For political reasons the principle that people are innocent until proved guilty has been scrapped. Judges can now say they will not grant bail because a person “might commit further offence” before he or she has even been shown to have committed any.
And now a person’s previous convictions are being taken into account as part of the judgement – we had always been led to believe these should never even be mentioned until it came time for sentencing in case it might prejudice jury or judge. And we had a principle that in court the best and strongest evidence should be presented and accusations had to be proved beyond reasonable doubt. Now that is gone too and police can present flimsy evidence and judges can accept it.
Firm evidence should be required by judges, but now they can decide which witness to believe by looking at them – “I consider that witness by his demeanour to be trustworthy”, “I judge that one over there to be untrustworthy, because of his demeanour”. Demeanour, not evidence, then becomes the deciding factor in whether a judge will accept your evidence or not. It is a slight variation on the principle that if you came to court dressed in jeans and broken shoes you were likely to be disbelieved, whereas if you dress as if you were just out of a meeting of the bank board you had a better chance. Class and politics are alive and well and sneaking around our courts.
And in those cases where confessions are supposed to have been made but were inconveniently not signed, in political cases that is all right. It is also all right to have police in the witness box admitting to having forged signatures or documents – that does not invalidate the prosecution case.
It is small wonder that police on both sides of the border are saying they can bring people to “justice”. If the standard of evidence remains as it is now, even your wee nephew could bring people to court without knowing anything about either the law or the deed – and get them convicted.
As has been pointed out many times, such standards in courts put people in extreme danger of wrong convictions and have another unavoidable result, namely that police seeing the low standard of investigation and evidence will take advantage, life people and fling them into prison, not in order to get justice, but in order to close their files. It is good to be able to say that the files on fifty cases have been closed but for those closed files you may also have fifty people in closed cells who should not be there.
And so no matter what you may think of this defendant or that one, every case should be look at with the greatest possible care and the strictest possible standards of behaviour and evidence demanded of everybody concerned, including judges. Judges inflict such differing sentences on different people that that is reason enough for alarm.
Every decision of every judge should be examined by an independent body and if a judge is unsatisfactory or unstable or careless or lacking in respect for lawyers or others in court, he or she should be told to go. Justice is too important to be administered by people who cannot be depended on to be calm, dignified and wise in all political situations. And politics should not be allowed to influence judgements.
“The public good” means more than just carrying out government policies. It means fair, impartial administering of law whether you like the end result or not.

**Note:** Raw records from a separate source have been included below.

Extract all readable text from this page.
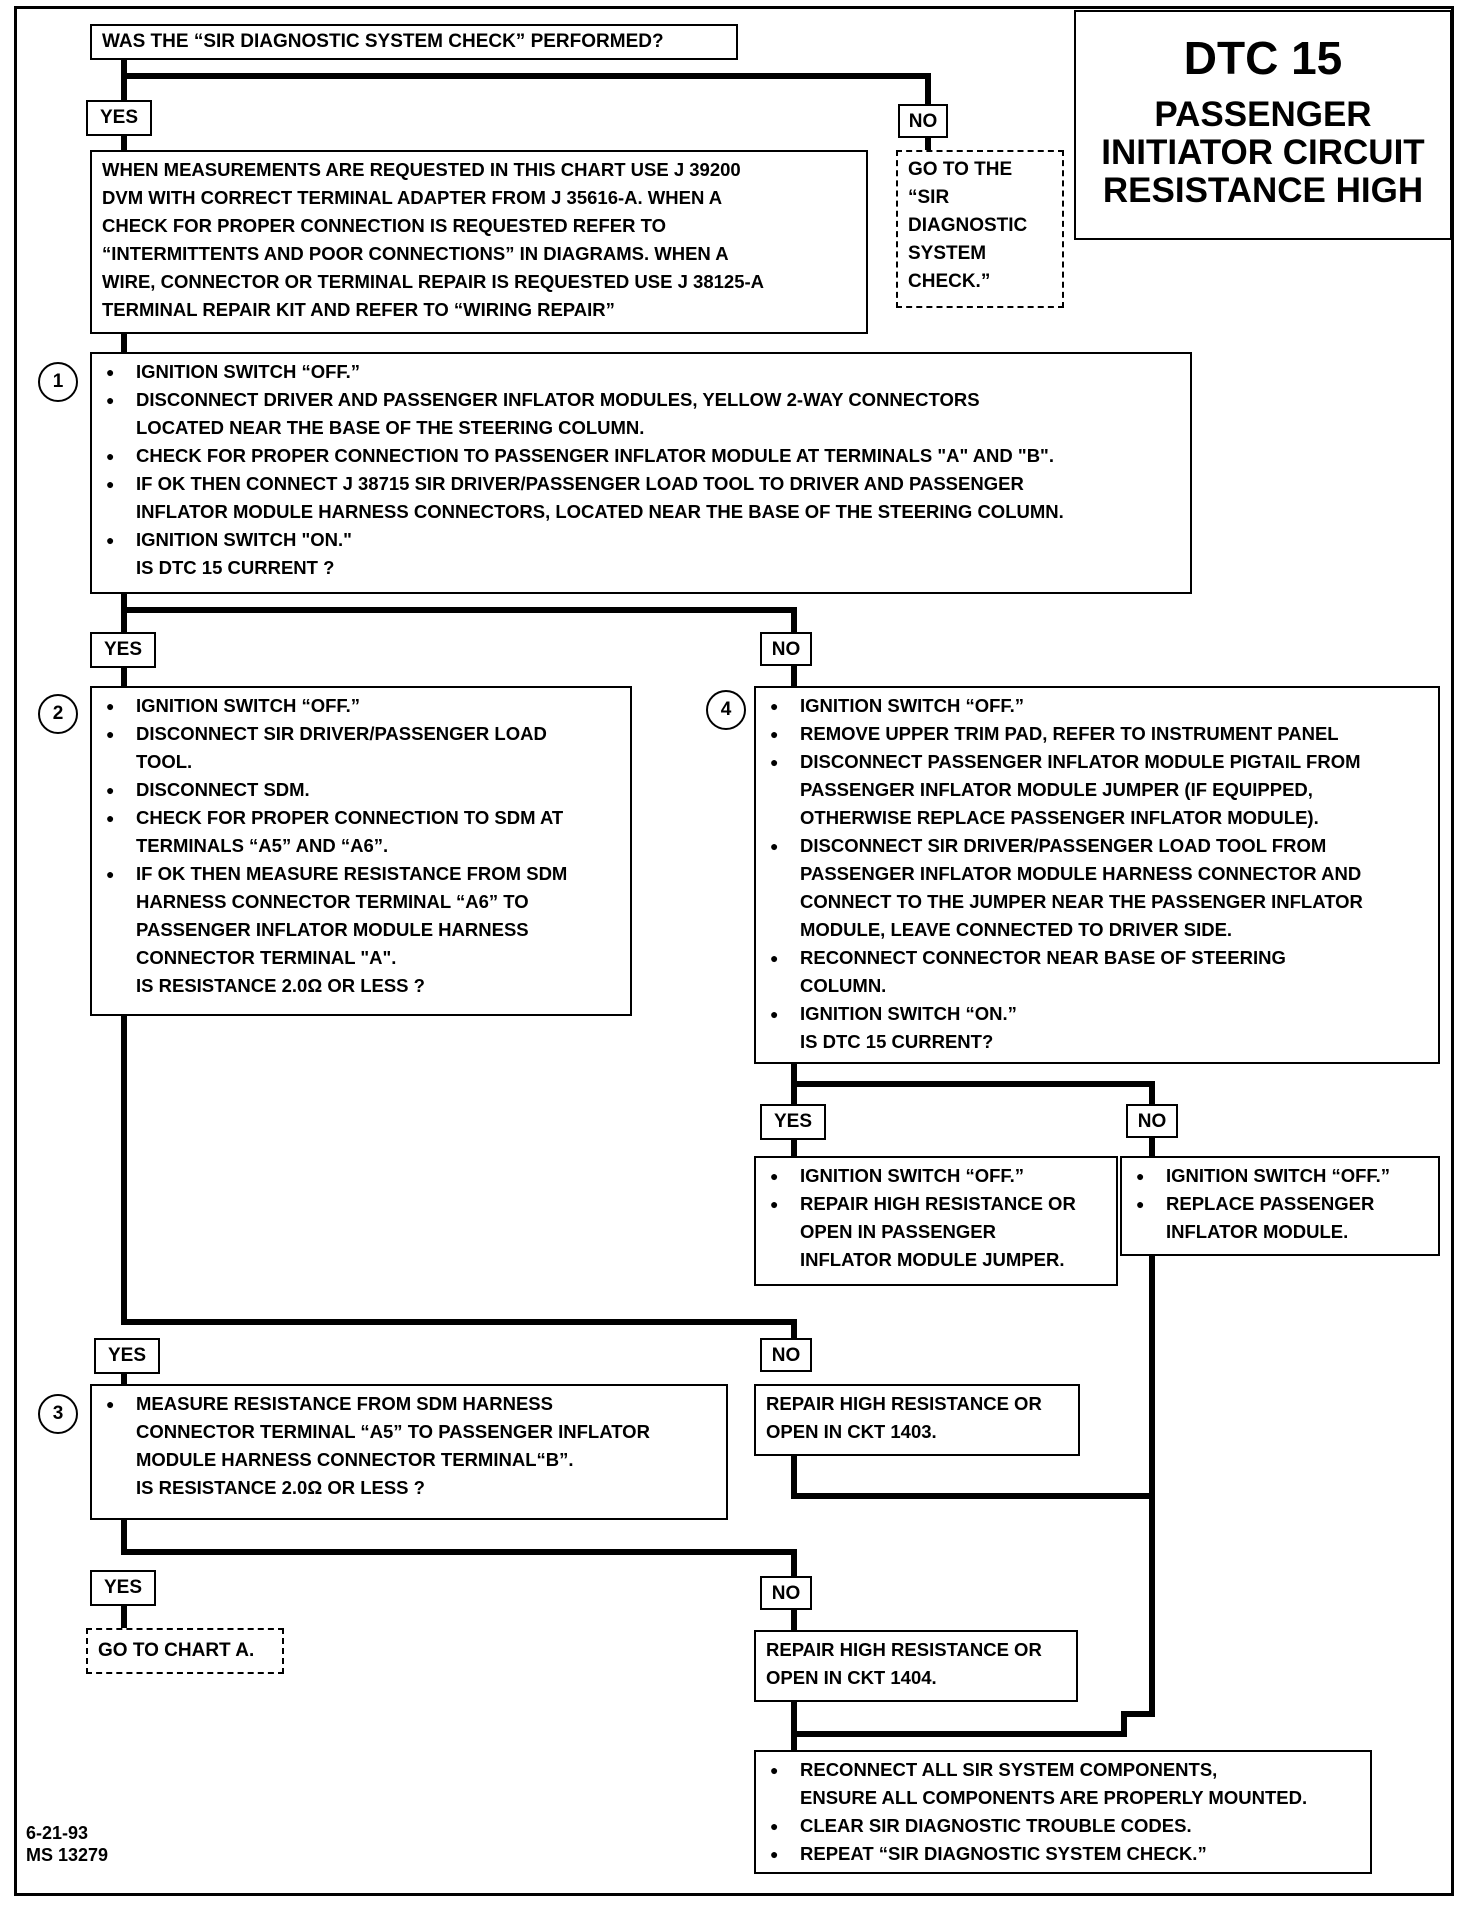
DTC 15
PASSENGER
INITIATOR CIRCUIT
RESISTANCE HIGH
WAS THE “SIR DIAGNOSTIC SYSTEM CHECK” PERFORMED?
YES	NO
WHEN MEASUREMENTS ARE REQUESTED IN THIS CHART USE J 39200
DVM WITH CORRECT TERMINAL ADAPTER FROM J 35616-A. WHEN A
CHECK FOR PROPER CONNECTION IS REQUESTED REFER TO
“INTERMITTENTS AND POOR CONNECTIONS” IN DIAGRAMS. WHEN A
WIRE, CONNECTOR OR TERMINAL REPAIR IS REQUESTED USE J 38125-A
TERMINAL REPAIR KIT AND REFER TO “WIRING REPAIR”
GO TO THE
“SIR
DIAGNOSTIC
SYSTEM
CHECK.”
1	● IGNITION SWITCH “OFF.”
● DISCONNECT DRIVER AND PASSENGER INFLATOR MODULES, YELLOW 2-WAY CONNECTORS
LOCATED NEAR THE BASE OF THE STEERING COLUMN.
● CHECK FOR PROPER CONNECTION TO PASSENGER INFLATOR MODULE AT TERMINALS "A" AND "B".
● IF OK THEN CONNECT J 38715 SIR DRIVER/PASSENGER LOAD TOOL TO DRIVER AND PASSENGER
INFLATOR MODULE HARNESS CONNECTORS, LOCATED NEAR THE BASE OF THE STEERING COLUMN.
● IGNITION SWITCH "ON."
IS DTC 15 CURRENT ?
YES	NO
2	● IGNITION SWITCH “OFF.”
● DISCONNECT SIR DRIVER/PASSENGER LOAD
TOOL.
● DISCONNECT SDM.
● CHECK FOR PROPER CONNECTION TO SDM AT
TERMINALS “A5” AND “A6”.
● IF OK THEN MEASURE RESISTANCE FROM SDM
HARNESS CONNECTOR TERMINAL “A6” TO
PASSENGER INFLATOR MODULE HARNESS
CONNECTOR TERMINAL "A".
IS RESISTANCE 2.0Ω OR LESS ?
4	● IGNITION SWITCH “OFF.”
● REMOVE UPPER TRIM PAD, REFER TO INSTRUMENT PANEL
● DISCONNECT PASSENGER INFLATOR MODULE PIGTAIL FROM
PASSENGER INFLATOR MODULE JUMPER (IF EQUIPPED,
OTHERWISE REPLACE PASSENGER INFLATOR MODULE).
● DISCONNECT SIR DRIVER/PASSENGER LOAD TOOL FROM
PASSENGER INFLATOR MODULE HARNESS CONNECTOR AND
CONNECT TO THE JUMPER NEAR THE PASSENGER INFLATOR
MODULE, LEAVE CONNECTED TO DRIVER SIDE.
● RECONNECT CONNECTOR NEAR BASE OF STEERING
COLUMN.
● IGNITION SWITCH “ON.”
IS DTC 15 CURRENT?
YES	NO
● IGNITION SWITCH “OFF.”
● REPAIR HIGH RESISTANCE OR
OPEN IN PASSENGER
INFLATOR MODULE JUMPER.
● IGNITION SWITCH “OFF.”
● REPLACE PASSENGER
INFLATOR MODULE.
YES	NO
3	● MEASURE RESISTANCE FROM SDM HARNESS
CONNECTOR TERMINAL “A5” TO PASSENGER INFLATOR
MODULE HARNESS CONNECTOR TERMINAL“B”.
IS RESISTANCE 2.0Ω OR LESS ?
REPAIR HIGH RESISTANCE OR
OPEN IN CKT 1403.
YES	NO
GO TO CHART A.	REPAIR HIGH RESISTANCE OR
OPEN IN CKT 1404.
● RECONNECT ALL SIR SYSTEM COMPONENTS,
ENSURE ALL COMPONENTS ARE PROPERLY MOUNTED.
● CLEAR SIR DIAGNOSTIC TROUBLE CODES.
● REPEAT “SIR DIAGNOSTIC SYSTEM CHECK.”
6-21-93
MS 13279
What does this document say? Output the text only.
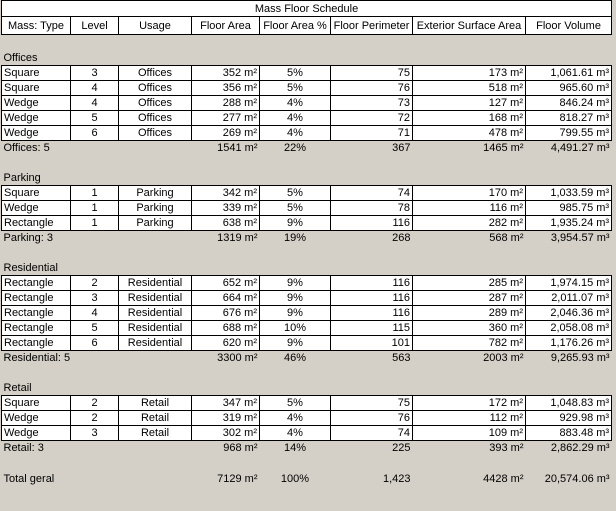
Mass Floor Schedule							
Mass: Type	Level	Usage	Floor Area	Floor Area %	Floor Perimeter	Exterior Surface Area	Floor Volume

Offices							
Square	3	Offices	352 m²	5%	75	173 m²	1,061.61 m³
Square	4	Offices	356 m²	5%	76	518 m²	965.60 m³
Wedge	4	Offices	288 m²	4%	73	127 m²	846.24 m³
Wedge	5	Offices	277 m²	4%	72	168 m²	818.27 m³
Wedge	6	Offices	269 m²	4%	71	478 m²	799.55 m³
Offices: 5			1541 m²	22%	367	1465 m²	4,491.27 m³

Parking							
Square	1	Parking	342 m²	5%	74	170 m²	1,033.59 m³
Wedge	1	Parking	339 m²	5%	78	116 m²	985.75 m³
Rectangle	1	Parking	638 m²	9%	116	282 m²	1,935.24 m³
Parking: 3			1319 m²	19%	268	568 m²	3,954.57 m³

Residential							
Rectangle	2	Residential	652 m²	9%	116	285 m²	1,974.15 m³
Rectangle	3	Residential	664 m²	9%	116	287 m²	2,011.07 m³
Rectangle	4	Residential	676 m²	9%	116	289 m²	2,046.36 m³
Rectangle	5	Residential	688 m²	10%	115	360 m²	2,058.08 m³
Rectangle	6	Residential	620 m²	9%	101	782 m²	1,176.26 m³
Residential: 5			3300 m²	46%	563	2003 m²	9,265.93 m³

Retail							
Square	2	Retail	347 m²	5%	75	172 m²	1,048.83 m³
Wedge	2	Retail	319 m²	4%	76	112 m²	929.98 m³
Wedge	3	Retail	302 m²	4%	74	109 m²	883.48 m³
Retail: 3			968 m²	14%	225	393 m²	2,862.29 m³

Total geral			7129 m²	100%	1,423	4428 m²	20,574.06 m³
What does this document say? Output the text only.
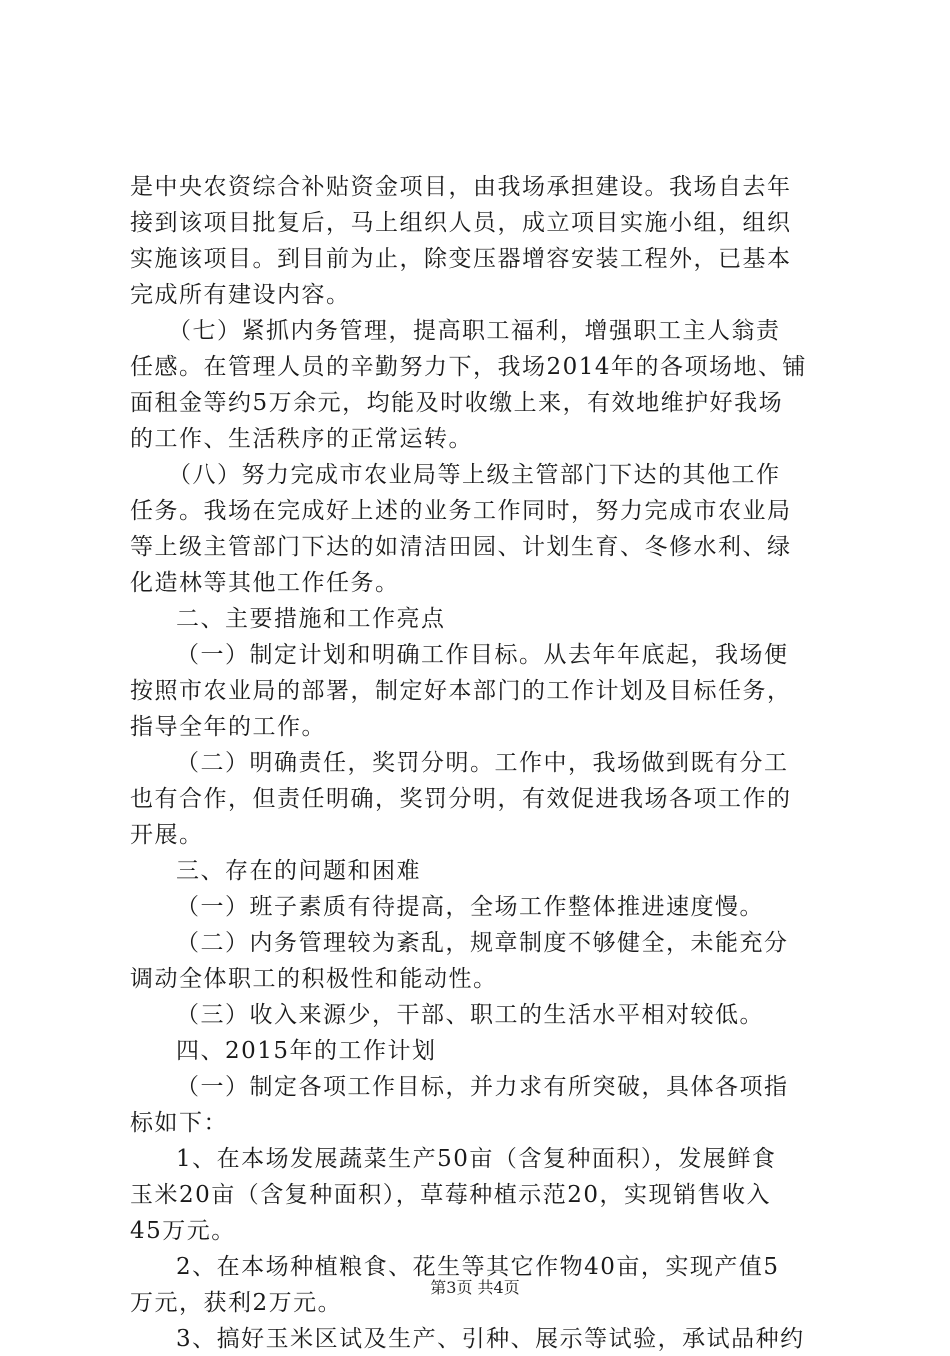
是中央农资综合补贴资金项目，由我场承担建设。我场自去年
接到该项目批复后，马上组织人员，成立项目实施小组，组织
实施该项目。到目前为止，除变压器增容安装工程外，已基本
完成所有建设内容。
（七）紧抓内务管理，提高职工福利，增强职工主人翁责
任感。在管理人员的辛勤努力下，我场2014年的各项场地、铺
面租金等约5万余元，均能及时收缴上来，有效地维护好我场
的工作、生活秩序的正常运转。
（八）努力完成市农业局等上级主管部门下达的其他工作
任务。我场在完成好上述的业务工作同时，努力完成市农业局
等上级主管部门下达的如清洁田园、计划生育、冬修水利、绿
化造林等其他工作任务。
二、主要措施和工作亮点
（一）制定计划和明确工作目标。从去年年底起，我场便
按照市农业局的部署，制定好本部门的工作计划及目标任务，
指导全年的工作。
（二）明确责任，奖罚分明。工作中，我场做到既有分工
也有合作，但责任明确，奖罚分明，有效促进我场各项工作的
开展。
三、存在的问题和困难
（一）班子素质有待提高，全场工作整体推进速度慢。
（二）内务管理较为紊乱，规章制度不够健全，未能充分
调动全体职工的积极性和能动性。
（三）收入来源少，干部、职工的生活水平相对较低。
四、2015年的工作计划
（一）制定各项工作目标，并力求有所突破，具体各项指
标如下：
1、在本场发展蔬菜生产50亩（含复种面积），发展鲜食
玉米20亩（含复种面积），草莓种植示范20，实现销售收入
45万元。
2、在本场种植粮食、花生等其它作物40亩，实现产值5
万元，获利2万元。
3、搞好玉米区试及生产、引种、展示等试验，承试品种约
第3页 共4页
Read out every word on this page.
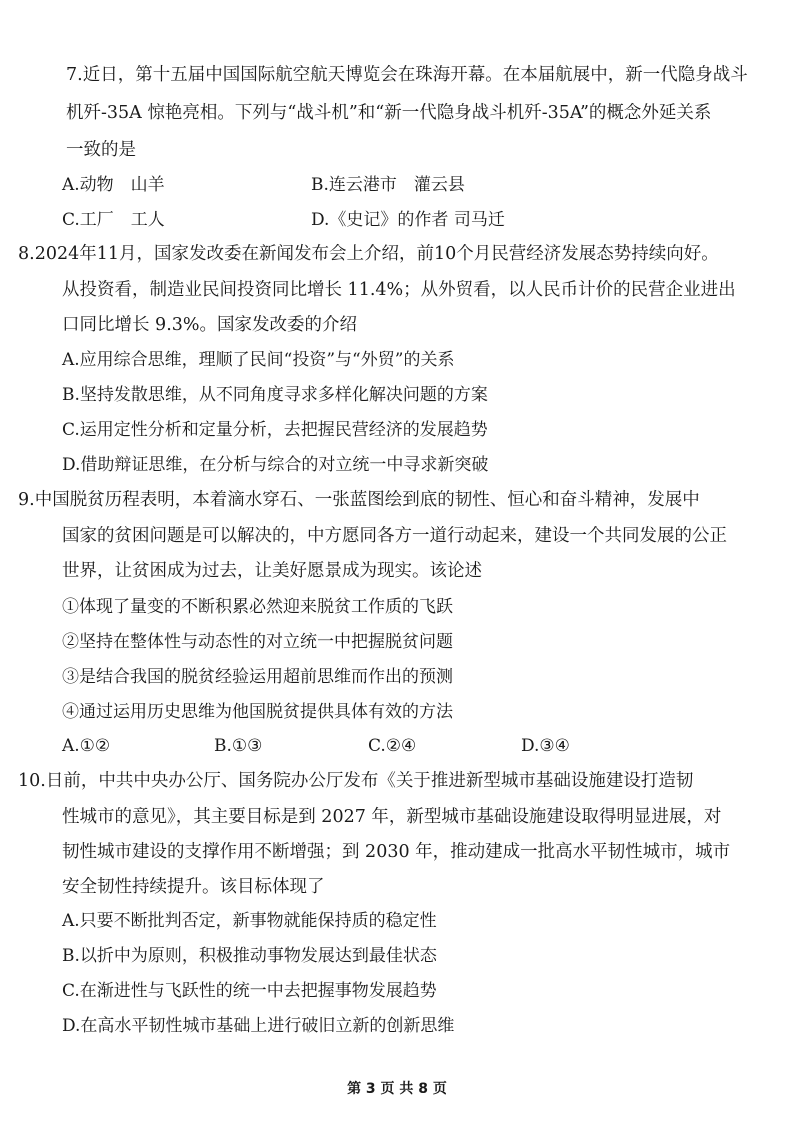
7.近日，第十五届中国国际航空航天博览会在珠海开幕。在本届航展中，新一代隐身战斗
机歼-35A 惊艳亮相。下列与“战斗机”和“新一代隐身战斗机歼-35A”的概念外延关系
一致的是
A.动物　山羊	B.连云港市　灌云县
C.工厂　工人	D.《史记》的作者 司马迁
8.2024年11月，国家发改委在新闻发布会上介绍，前10个月民营经济发展态势持续向好。
从投资看，制造业民间投资同比增长 11.4%；从外贸看，以人民币计价的民营企业进出
口同比增长 9.3%。国家发改委的介绍
A.应用综合思维，理顺了民间“投资”与“外贸”的关系
B.坚持发散思维，从不同角度寻求多样化解决问题的方案
C.运用定性分析和定量分析，去把握民营经济的发展趋势
D.借助辩证思维，在分析与综合的对立统一中寻求新突破
9.中国脱贫历程表明，本着滴水穿石、一张蓝图绘到底的韧性、恒心和奋斗精神，发展中
国家的贫困问题是可以解决的，中方愿同各方一道行动起来，建设一个共同发展的公正
世界，让贫困成为过去，让美好愿景成为现实。该论述
①体现了量变的不断积累必然迎来脱贫工作质的飞跃
②坚持在整体性与动态性的对立统一中把握脱贫问题
③是结合我国的脱贫经验运用超前思维而作出的预测
④通过运用历史思维为他国脱贫提供具体有效的方法
A.①②	B.①③	C.②④	D.③④
10.日前，中共中央办公厅、国务院办公厅发布《关于推进新型城市基础设施建设打造韧
性城市的意见》，其主要目标是到 2027 年，新型城市基础设施建设取得明显进展，对
韧性城市建设的支撑作用不断增强；到 2030 年，推动建成一批高水平韧性城市，城市
安全韧性持续提升。该目标体现了
A.只要不断批判否定，新事物就能保持质的稳定性
B.以折中为原则，积极推动事物发展达到最佳状态
C.在渐进性与飞跃性的统一中去把握事物发展趋势
D.在高水平韧性城市基础上进行破旧立新的创新思维
第 3 页 共 8 页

Hanging over all this is the question of whether we really believe in democracy and justice, fairness and equality or not.
If we believe in these things we would not for a moment tolerate, for example, people standing outside a courthouse jeering and threatening people who are on their way to be tried. People who have not been proved to have done anything wrong. Nor would we tolerate anyone in a public gave false evidence.
“Thou shalt not give false evidence against thy neighbour” is one of the basic command-ments people say comes not from human law but from God. And yet false or suspect evidence seems at times to be treated with remarkable sympathy by people who insist they accept that godly commandment.
All this must change and if we are serious about a new deal for people we have to insist that it is changed. Whoever is in government and responsible for law must remember the words which will always ring in our ears whether we believe in them or not: “What good does it do you to gain the whole world if you lose your soul to do it?” Unjust police and slovenly courts do not deserve public support or public pay.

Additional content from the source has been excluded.